Marc Angenent counselled them to try something new, to allow lust into the equation.
He knew from experience what helped. He had married his wife Heleen in 1976. They were only in their early 20s and they weren't really satisfied -- until they started to act out all of their lustful desires. No more sticking to the missionary position for them.
No Naked or Pornographic Images
Angenent had already been a minister for quite some time when he began his training to become a sex therapist.
In the winter of 2011 his first patient, a pilot, sat at the glass table in his living room. He was a good-looking young man wearing shades, someone who could set a woman's heart flying as high as he could a Boeing. He suffered from erectile dysfunction. Marc Angenent told the pilot to stop demanding top performance of himself all the time. A penis wasn't an airplane: a delayed take-off wasn't a disaster.
Angenent encountered a variety of sexual problems, from the pilot who wanted to perform like the men in porno films to Christians, who thought sex was something dirty.
One married Catholic couple wrote Marc Angenent a despairing email. They hadn't slept together for five years. They thought they could only sleep together when they wanted to conceive a child.
Angenent decided that he wouldn't just help those that came into his living room.
Recently he's given up his post as minister.
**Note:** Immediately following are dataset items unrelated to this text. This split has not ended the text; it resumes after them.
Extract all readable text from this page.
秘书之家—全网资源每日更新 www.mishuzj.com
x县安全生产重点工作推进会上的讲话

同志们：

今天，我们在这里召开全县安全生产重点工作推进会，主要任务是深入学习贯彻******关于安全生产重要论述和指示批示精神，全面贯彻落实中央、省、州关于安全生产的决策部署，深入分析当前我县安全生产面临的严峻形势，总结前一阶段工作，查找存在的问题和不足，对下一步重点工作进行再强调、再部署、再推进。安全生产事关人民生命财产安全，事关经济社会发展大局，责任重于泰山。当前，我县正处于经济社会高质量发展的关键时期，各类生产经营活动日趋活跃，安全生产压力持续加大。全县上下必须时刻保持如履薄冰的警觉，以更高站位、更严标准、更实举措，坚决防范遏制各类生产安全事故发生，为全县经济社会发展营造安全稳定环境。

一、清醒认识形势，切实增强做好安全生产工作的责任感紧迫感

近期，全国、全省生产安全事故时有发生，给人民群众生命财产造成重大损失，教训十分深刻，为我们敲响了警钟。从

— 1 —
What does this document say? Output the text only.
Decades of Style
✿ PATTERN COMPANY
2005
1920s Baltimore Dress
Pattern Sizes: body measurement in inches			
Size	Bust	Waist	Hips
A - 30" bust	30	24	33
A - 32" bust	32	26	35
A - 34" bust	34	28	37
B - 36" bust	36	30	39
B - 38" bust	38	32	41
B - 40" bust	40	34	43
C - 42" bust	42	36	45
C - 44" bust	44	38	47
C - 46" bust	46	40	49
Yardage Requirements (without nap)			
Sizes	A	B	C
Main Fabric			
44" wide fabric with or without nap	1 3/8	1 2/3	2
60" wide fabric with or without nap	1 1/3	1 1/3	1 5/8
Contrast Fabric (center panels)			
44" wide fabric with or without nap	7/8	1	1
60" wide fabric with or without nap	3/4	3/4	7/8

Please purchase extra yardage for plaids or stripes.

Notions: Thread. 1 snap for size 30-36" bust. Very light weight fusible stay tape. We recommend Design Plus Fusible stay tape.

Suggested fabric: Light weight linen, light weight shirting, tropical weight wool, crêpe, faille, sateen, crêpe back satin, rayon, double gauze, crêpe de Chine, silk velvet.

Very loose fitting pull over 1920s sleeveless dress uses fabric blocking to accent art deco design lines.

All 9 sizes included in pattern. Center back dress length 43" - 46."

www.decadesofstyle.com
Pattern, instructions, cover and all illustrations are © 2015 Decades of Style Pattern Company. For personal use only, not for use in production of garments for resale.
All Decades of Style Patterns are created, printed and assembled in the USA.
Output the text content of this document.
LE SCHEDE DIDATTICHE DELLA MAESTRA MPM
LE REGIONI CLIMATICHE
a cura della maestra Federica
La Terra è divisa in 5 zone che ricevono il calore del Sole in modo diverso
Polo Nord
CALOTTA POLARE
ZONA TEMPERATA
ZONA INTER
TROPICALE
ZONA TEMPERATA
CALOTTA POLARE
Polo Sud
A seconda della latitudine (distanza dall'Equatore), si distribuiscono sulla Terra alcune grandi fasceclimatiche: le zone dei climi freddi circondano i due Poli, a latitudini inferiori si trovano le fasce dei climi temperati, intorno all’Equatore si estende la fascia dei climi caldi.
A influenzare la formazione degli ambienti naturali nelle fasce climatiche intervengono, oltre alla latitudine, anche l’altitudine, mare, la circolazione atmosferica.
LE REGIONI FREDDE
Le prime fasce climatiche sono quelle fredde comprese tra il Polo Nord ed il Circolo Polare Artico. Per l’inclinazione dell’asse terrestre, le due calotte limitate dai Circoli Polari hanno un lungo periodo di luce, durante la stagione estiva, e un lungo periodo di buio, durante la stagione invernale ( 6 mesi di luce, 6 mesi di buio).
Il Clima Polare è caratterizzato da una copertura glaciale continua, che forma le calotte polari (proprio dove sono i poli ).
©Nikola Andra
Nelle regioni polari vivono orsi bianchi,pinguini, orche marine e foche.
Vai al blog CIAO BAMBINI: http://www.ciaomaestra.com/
He has now found his true calling as a sex therapist and on the side he has his erotic business.
His decision not to stock whips and fetish articles is not meant to be prescriptive. He just didn't want to shock the Christian community. That's also why he doesn't show naked men and women or pornographic images on his website.
Online, Angenent has an even bigger flock of followers than before. He has received grateful emails as well as those spewing hate, claiming that he is possessed by the devil.
But from God, Angenent says, he hasn't received any such messages.